FR, CB, EL, JL and SE designed and conducted the analysis and interpreted the data. FR, CB, EL, FK, AS-S, SM, SP, MB, and SE performed the imaging reported on herein and/or collected and calculated the analyzed data. CB, FR and RJM wrote the first draft of the manuscript, and prepared subsequent drafts. All authors read and edited all drafts of the manuscript and read and approved the final version.

Funding

Open Access funding enabled and organized by Projekt DEAL. Nothing to disclose.

Data availability

No datasets were generated or analysed during the current study.

Declarations

Ethics approval and consent to participate

All procedures performed in the patients described herein were in accordance with the ethical standards of the Institutional and/or National Research Ethics Committees and with the 1964 Helsinki Declaration and its later amendments, or with comparable ethical standards.
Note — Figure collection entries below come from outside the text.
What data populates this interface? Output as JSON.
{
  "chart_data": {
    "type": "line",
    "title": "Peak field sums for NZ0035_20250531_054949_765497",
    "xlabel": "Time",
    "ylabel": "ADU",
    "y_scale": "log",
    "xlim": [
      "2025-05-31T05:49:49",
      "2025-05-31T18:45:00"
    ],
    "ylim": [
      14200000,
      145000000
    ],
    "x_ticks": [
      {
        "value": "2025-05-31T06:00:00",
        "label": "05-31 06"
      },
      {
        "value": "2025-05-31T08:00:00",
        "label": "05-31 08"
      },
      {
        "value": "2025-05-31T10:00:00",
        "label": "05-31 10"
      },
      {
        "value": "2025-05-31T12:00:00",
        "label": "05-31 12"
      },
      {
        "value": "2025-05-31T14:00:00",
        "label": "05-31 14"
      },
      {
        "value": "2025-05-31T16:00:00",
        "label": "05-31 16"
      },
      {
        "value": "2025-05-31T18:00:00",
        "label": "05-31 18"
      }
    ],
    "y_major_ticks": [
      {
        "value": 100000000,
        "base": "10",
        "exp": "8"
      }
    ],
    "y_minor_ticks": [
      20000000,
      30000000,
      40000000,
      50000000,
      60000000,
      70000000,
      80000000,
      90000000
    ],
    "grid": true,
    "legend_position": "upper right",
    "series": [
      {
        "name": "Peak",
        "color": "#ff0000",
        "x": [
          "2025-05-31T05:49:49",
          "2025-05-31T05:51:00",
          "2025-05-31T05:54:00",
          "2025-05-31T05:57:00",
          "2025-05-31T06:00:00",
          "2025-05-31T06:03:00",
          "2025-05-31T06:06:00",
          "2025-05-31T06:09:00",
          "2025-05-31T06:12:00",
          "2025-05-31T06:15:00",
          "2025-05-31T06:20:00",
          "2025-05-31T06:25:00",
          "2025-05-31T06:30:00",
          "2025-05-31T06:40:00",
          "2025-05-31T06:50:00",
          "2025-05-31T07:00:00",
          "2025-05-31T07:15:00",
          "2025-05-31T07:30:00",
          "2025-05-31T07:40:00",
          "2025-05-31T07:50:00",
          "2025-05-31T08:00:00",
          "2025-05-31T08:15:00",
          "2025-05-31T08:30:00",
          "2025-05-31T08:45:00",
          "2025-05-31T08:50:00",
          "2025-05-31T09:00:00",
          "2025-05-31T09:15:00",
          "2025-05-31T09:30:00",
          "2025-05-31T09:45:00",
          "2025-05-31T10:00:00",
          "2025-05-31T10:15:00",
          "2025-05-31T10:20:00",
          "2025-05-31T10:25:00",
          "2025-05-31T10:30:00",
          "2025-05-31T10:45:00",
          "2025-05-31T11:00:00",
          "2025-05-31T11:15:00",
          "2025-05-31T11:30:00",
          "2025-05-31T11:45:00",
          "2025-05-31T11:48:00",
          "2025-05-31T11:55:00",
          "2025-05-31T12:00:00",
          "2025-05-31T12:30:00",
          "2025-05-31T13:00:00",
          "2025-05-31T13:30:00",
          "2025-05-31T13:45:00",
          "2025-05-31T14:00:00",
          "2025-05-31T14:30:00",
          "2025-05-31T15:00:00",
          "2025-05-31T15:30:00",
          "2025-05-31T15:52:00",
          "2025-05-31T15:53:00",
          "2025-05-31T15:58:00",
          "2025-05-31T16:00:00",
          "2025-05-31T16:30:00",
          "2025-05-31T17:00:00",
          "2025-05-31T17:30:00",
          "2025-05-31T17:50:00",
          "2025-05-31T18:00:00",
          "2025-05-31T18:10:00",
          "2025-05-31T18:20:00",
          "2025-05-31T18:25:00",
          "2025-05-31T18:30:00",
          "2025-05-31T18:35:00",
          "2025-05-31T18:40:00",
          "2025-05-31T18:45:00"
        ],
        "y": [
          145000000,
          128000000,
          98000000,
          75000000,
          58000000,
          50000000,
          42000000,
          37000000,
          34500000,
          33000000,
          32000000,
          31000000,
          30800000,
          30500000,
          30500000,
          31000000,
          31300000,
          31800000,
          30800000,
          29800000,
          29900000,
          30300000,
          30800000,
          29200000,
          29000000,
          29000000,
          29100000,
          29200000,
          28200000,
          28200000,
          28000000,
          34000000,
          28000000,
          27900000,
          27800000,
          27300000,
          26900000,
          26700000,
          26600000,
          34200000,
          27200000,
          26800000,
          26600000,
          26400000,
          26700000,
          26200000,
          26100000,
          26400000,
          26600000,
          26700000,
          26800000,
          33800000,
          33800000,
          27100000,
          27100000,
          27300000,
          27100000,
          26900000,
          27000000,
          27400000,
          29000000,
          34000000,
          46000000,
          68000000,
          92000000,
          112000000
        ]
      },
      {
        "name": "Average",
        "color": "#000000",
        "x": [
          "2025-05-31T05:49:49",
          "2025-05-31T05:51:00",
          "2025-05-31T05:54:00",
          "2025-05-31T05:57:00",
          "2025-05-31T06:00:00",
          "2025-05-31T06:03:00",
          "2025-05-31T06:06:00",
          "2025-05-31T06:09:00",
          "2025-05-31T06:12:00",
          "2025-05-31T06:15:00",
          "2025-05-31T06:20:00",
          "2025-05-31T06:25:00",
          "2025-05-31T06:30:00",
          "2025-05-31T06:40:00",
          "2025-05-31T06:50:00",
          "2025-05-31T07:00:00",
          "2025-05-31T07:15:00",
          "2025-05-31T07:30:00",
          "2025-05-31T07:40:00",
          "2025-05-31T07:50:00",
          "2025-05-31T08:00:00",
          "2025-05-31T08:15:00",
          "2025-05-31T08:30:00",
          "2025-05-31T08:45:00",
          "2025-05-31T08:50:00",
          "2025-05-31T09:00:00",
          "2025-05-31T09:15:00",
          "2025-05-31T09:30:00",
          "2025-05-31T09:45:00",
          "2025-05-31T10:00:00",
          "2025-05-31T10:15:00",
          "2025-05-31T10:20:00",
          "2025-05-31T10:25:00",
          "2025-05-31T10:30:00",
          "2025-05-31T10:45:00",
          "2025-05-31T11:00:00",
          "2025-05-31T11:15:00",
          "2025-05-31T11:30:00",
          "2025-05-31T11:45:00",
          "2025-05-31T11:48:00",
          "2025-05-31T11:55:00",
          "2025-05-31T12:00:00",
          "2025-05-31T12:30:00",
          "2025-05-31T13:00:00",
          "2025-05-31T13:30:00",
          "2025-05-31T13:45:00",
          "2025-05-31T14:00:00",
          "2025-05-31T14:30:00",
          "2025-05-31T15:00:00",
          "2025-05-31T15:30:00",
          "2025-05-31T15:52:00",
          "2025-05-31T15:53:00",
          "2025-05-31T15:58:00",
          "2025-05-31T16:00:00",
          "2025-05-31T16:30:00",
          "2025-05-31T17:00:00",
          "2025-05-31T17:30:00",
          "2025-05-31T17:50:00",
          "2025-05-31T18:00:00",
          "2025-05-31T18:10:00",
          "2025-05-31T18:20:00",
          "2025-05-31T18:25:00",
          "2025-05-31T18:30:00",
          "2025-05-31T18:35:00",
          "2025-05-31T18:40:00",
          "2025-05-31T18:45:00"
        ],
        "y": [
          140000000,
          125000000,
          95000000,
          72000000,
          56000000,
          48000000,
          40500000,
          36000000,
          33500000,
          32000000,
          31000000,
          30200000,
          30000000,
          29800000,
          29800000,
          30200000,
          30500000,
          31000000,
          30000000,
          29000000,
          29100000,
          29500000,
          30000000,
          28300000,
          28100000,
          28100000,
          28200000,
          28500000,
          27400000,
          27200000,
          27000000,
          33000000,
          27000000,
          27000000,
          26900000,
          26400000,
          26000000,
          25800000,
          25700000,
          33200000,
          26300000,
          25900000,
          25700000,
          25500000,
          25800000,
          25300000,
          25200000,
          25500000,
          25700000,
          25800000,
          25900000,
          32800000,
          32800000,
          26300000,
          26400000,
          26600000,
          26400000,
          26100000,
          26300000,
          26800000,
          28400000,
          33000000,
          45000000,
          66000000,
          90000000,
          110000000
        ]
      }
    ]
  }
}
This analysis was approved by the Institutional Review Board of the Ärztekammer des Saarlandes/Saarbrücken (approval number: 170/22, approval date: 13 September 2022). This report does not include any animal studies. Written informed consent was obtained from all participants. Certain such data regarding 23 of the 38 patients in the present series were reported previously [11, 12, 15, 16].

Consent for publication

All patients have given written consent to publication.

Competing interests

The authors declare no competing interests.